Sculpt the six-pack you’ve always wanted by targeting your oblique muscles with 8 of the Best Oblique Exercises for a stronger core.
Want a stronger core? Check out my Favorite 8 Minute Workout!
Don’t forget about the Obliques
We all want that coveted six-pack! But guess what? That six-pack look doesn’t come from six muscle groups. It’s actually 4 main muscle groups. The transverse abdominus, the rectus abdominus, internal obliques and external obliques. Most people know and work the abdominals but often forget about the obliques.
What are the Obliques?
Having a “six-pack” is more than just strengthening your abdominal muscles. It involves the obliques as well. Your oblique muscles run along the sides of your core abdominals. They are super important for rotational movements like bending side to side, and they help support the spine. A strong set of obliques will also help get rid of those “love handles.”
Why Should I Strengthen This Muscle Group?
Why not? Not only will these muscles help with mobility, stability and overall health. They support the spine, one of the most important parts of our body! And if appearance is your thing, they make you look “cut” and reduce the “side bulge” or dredged love handles.

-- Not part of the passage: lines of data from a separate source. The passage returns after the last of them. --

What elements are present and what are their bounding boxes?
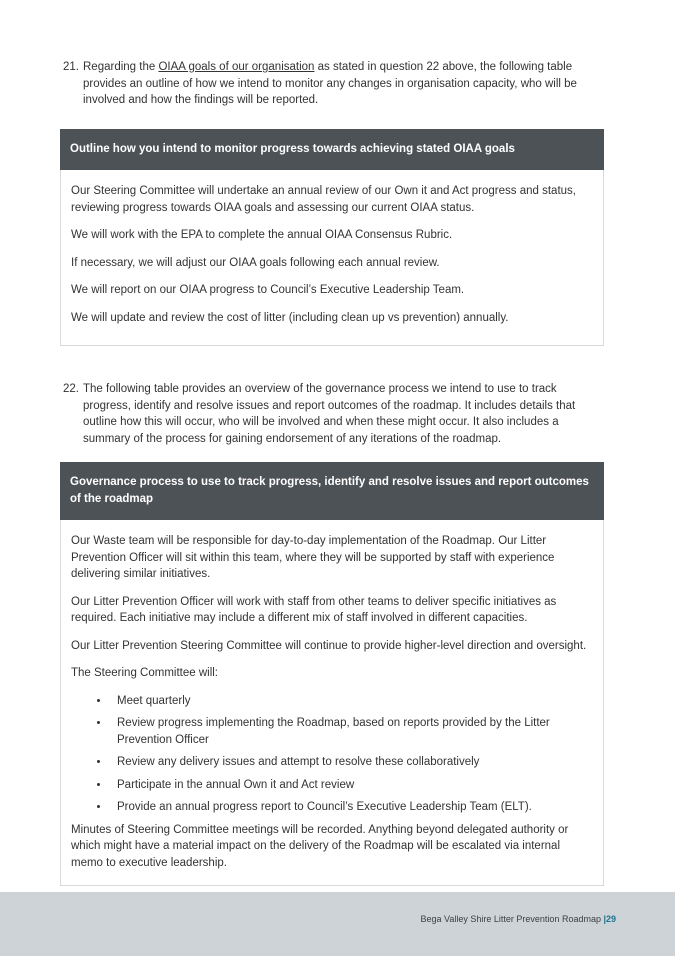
bullet-item: • Participate in the annual Own it and Act review	[110, 777, 591, 794]
governance-process-table-header: Governance process to use to track progress, identify and resolve issues and report outcomes of the roadmap	[60, 462, 604, 520]
footer-document-title: Bega Valley Shire Litter Prevention Roadmap	[420, 914, 604, 924]
paragraph-21-text-before: Regarding the	[83, 61, 159, 73]
paragraph-21-underlined-phrase: OIAA goals of our organisation	[158, 61, 315, 73]
paragraph-22	[63, 381, 604, 447]
page-footer	[0, 892, 675, 956]
bullet-item: • Review progress implementing the Roadmap, based on reports provided by the Litter Prevention Officer	[110, 715, 591, 748]
governance-process-table-body	[60, 520, 604, 886]
footer-page-number: |29	[603, 914, 616, 924]
oiaa-monitoring-table-body	[60, 170, 604, 346]
paragraph-22-text: The following table provides an overview of the governance process we intend to use to track progress, identify and resolve issues and report outcomes of the roadmap. It includes details that outline how this will occur, who will be involved and when these might occur. It also includes a summary of the process for gaining endorsement of any iterations of the roadmap.	[83, 383, 576, 445]
paragraph-21	[63, 59, 604, 109]
table-cell-paragraph: Our Litter Prevention Steering Committee will continue to provide higher-level direction and oversight.	[71, 639, 587, 652]
table-cell-closing-paragraph: Minutes of Steering Committee meetings will be recorded. Anything beyond delegated authority or which might have a material impact on the delivery of the Roadmap will be escalated via internal memo to executive leadership.	[71, 823, 569, 869]
steering-committee-bullet-list	[71, 693, 591, 816]
oiaa-monitoring-table	[60, 129, 604, 347]
oiaa-monitoring-table-header: Outline how you intend to monitor progress towards achieving stated OIAA goals	[60, 129, 604, 171]
bullet-item: • Meet quarterly	[110, 693, 591, 710]
table-cell-paragraph: Our Waste team will be responsible for day-to-day implementation of the Roadmap. Our Litter Prevention Officer will sit within this team, where they will be supported by staff with experience delivering similar initiatives.	[71, 535, 555, 580]
governance-process-table	[60, 462, 604, 886]
table-cell-paragraph: If necessary, we will adjust our OIAA goals following each annual review.	[71, 256, 440, 269]
bullet-item: • Provide an annual progress report to Council’s Executive Leadership Team (ELT).	[110, 799, 591, 816]
list-number-21: 21.	[63, 61, 79, 73]
table-cell-paragraph: The Steering Committee will:	[71, 667, 218, 679]
list-number-22: 22.	[63, 383, 79, 395]
table-cell-paragraph: We will report on our OIAA progress to Council’s Executive Leadership Team.	[71, 284, 465, 296]
table-cell-paragraph: Our Litter Prevention Officer will work with staff from other teams to deliver specific initiatives as required. Each initiative may include a different mix of staff involved in different capacities.	[71, 595, 557, 624]
bullet-item: • Review any delivery issues and attempt to resolve these collaboratively	[110, 754, 591, 771]
table-cell-paragraph: We will work with the EPA to complete the annual OIAA Consensus Rubric.	[71, 229, 453, 241]
table-cell-paragraph: Our Steering Committee will undertake an annual review of our Own it and Act progress and status, reviewing progress towards OIAA goals and assessing our current OIAA status.	[71, 185, 576, 214]
table-cell-paragraph: We will update and review the cost of litter (including clean up vs prevention) annually.	[71, 311, 509, 324]
paragraph-21-text-after: as stated in question 22 above, the following table provides an outline of how we intend to monitor any changes in organisation capacity, who will be involved and how the findings will be reported.	[83, 61, 577, 106]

8 Key Oblique Exercises for a Stronger Core
I have messed around with quite a few exercises over the years of being a collegiate athlete. These are my key tried and true oblique exercises that if done consistently will yield results. Perform each exercise 3 times through two to three times a week for maximum results.
- Bicycle Crunches: Start by lying on your back with your legs in a tabletop position. Place your hands behind your head with elbows out to the side. Using your core, lift your head and shoulders off the ground. With a crunch inwards, bent sideways trying to reach your right elbow to your left knee, straightening your right leg in the same movement. Release slightly and twist to the other side, reaching your left elbow to your right knee while straightening your left leg. Perform movement for 15 reps per side.
- Side Planks: Starting position is in a high (on your hand) right side plank position with your left hand in the air or on your hip. Hold for 45 seconds Then repeat on your left side.
- Side Planks with Hip Dips: Starting position is in a high (on your hand) right side plank position with your left hand in the arm or on your hip. Slowly lower your hip to the ground and then raise it back up to the ceiling, using your obliques the entire time. Repeat this pattern for 15 reps. Then repeat on your left side.
- Cross-body Mountain Climbers: Start in plank position, arms straightened out with hands on the ground and legs extended behind you. While keeping your back flat, core engaged and butt down lift your right knee to your right elbow – return to starting position while lifting your left knee to your left elbow. Repeat process and continue switching legs while increatsin-0g the pace. Repeat this pattern, do 40 reps total (or 20 on each side).
- Russian Twists: Sit on the floor with your legs straight out in front of you. Slowly lean your back back to a 45° angle, your body will look like a V shape. Engaging your core while legs are extended in front of you, balance on your tailbone (or sit bone) and begin twisting your torso to either side without moving your legs. Perform 15 reps per side. (optional: use a 10 lb weight or dumbbell for more of a challenge)
- Bird Dogs: Starting position is on all fours with knees hip-width apart and hands firmly on the ground about shoulder-width apart. Engage abs and lift one arm out straight in front and completely extend the opposite leg behind you. It should look like one straight line from your hand to your foot, keeping hips squared to the ground. Hold for a 2 seconds, then return your to starting position. Repeat on other side for a total of 10 reps per side. Keep the abs engaged throughout the entire exercise.
- Heel Taps: Start by lying flat on your back. Knees bent with your feet on the ground. Lift your head and upper back (shoulders) off the ground. Now, while holding that position, reach sideways to your left side and touch your lift hand to your left heel. Repeat on the right side by touching your right hand to your right heel. Continue to go back and forth for a total of 15 reps per side.
- Spiderman Pushup: Start in a pushup position. As you lower your body toward the floor, lift your right foot off of the floor, and swing your leg out sideways to try to touch your right knee to your right elbow. Bring your leg back down to the ground as you push your body back to the starting position. Repeat on the other side. Perform 10 reps per side.
Simple Post Workout Snack Ideas
Filling your body with the right fuel is key if you want to get results. I always try to make sure after an intense workout I replenish with protein and water afterward. Here are some simple post-workout snack ideas:
- Snickerdoodle Energy Balls
- Apple Peanut Butter Energy Bites
- No Bake Chocolate Brownie Energy Bites
- Detox Lemon Cucumber Water
- High Protein Blueberry Kale Smoothie
- Chocolate Peanut Butter Energy Bites
- Creamy Peanut Butter Banana Smoothie
Disclaimer: I am not a certified personal trainer. Always check with your doctor before starting a new fitness regime and please listen to your body.